Walt Disney is trying to roll the credits on its years-long battle to reassure Wall Street and Hollywood that it can dominate a new era of entertainment.
The Magic Kingdom, which rarely issues guidance on future profits, told shareholders it expects an acceleration over the coming years – with “double-digit percentage growth” in adjusted earnings in 2026 and 2027.
Shares in Disney rallied more than 9% during pre-market trading on Wednesday after it beat analysts’ expectations in the fourth quarter, with sales rising 6% to $22.6bn. It reported net income of $564m, down from $694m a year ago.
The company’s stock has stabilized in 2024, after losing almost two-thirds of its value in less than three years, amid lackluster box office returns and an expensive bet on streaming.
Two key blockbuster releases – Inside Out 2 and Deadpool & Wolverine – helped Disney recover at the box office this summer. With Moana 2 out later this month, Disney’s CEO, Bob Iger, said the company was “encouraged by this momentum” after a challenging few years.
Iger, who returned to the company from retirement in November 2022, undertook aggressive cost-cutting and worked to revitalize the company’s film and TV units after a period of misfires.
Disney last month said it would name a new CEO in early 2026. The new boss will replace Iger, who returned to the company after the board fired Bob Chapek, his handpicked successor.
Disney’s direct-to-consumer division – home to its Disney+ and Hulu platforms – gathered steam in the latest quarter, as its costly bet on streaming starts to pay off. The unit generated an operating profit of $253m in the three months to 28 September, from a loss of $420m in the same period of 2023.
Disney’s traditional TV networks remain under pressure, however, with profits falling, and its theme parks and resorts arm – a key engine of the business – endured lower footfall and spending at international sites.

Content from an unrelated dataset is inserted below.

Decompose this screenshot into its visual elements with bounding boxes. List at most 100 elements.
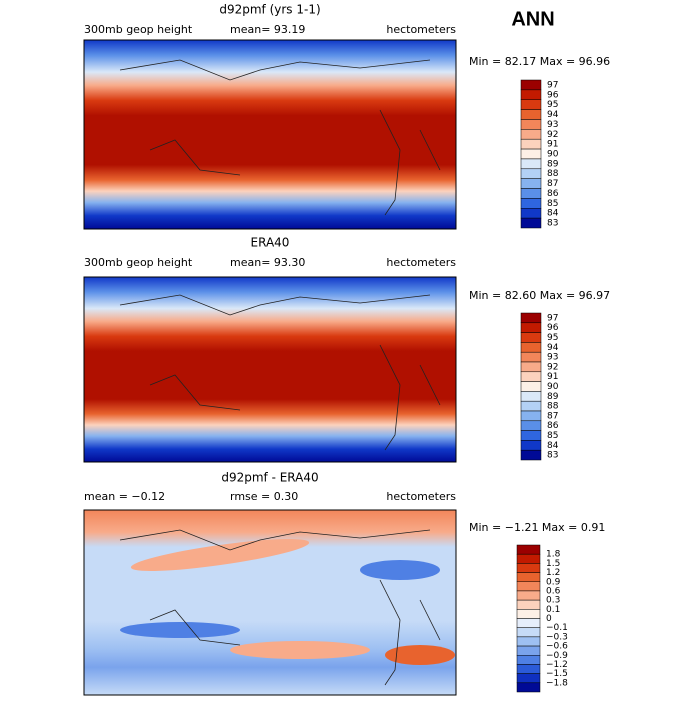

“This was a pivotal and successful year for the Walt Disney Company, and thanks to the significant progress we’ve made, we have emerged from a period of considerable challenges and disruption well positioned for growth and optimistic about our future,” said Iger. “Our solid performance in the fiscal fourth quarter reflected the success of our strategic efforts to improve quality, innovation, efficiency, and value creation.”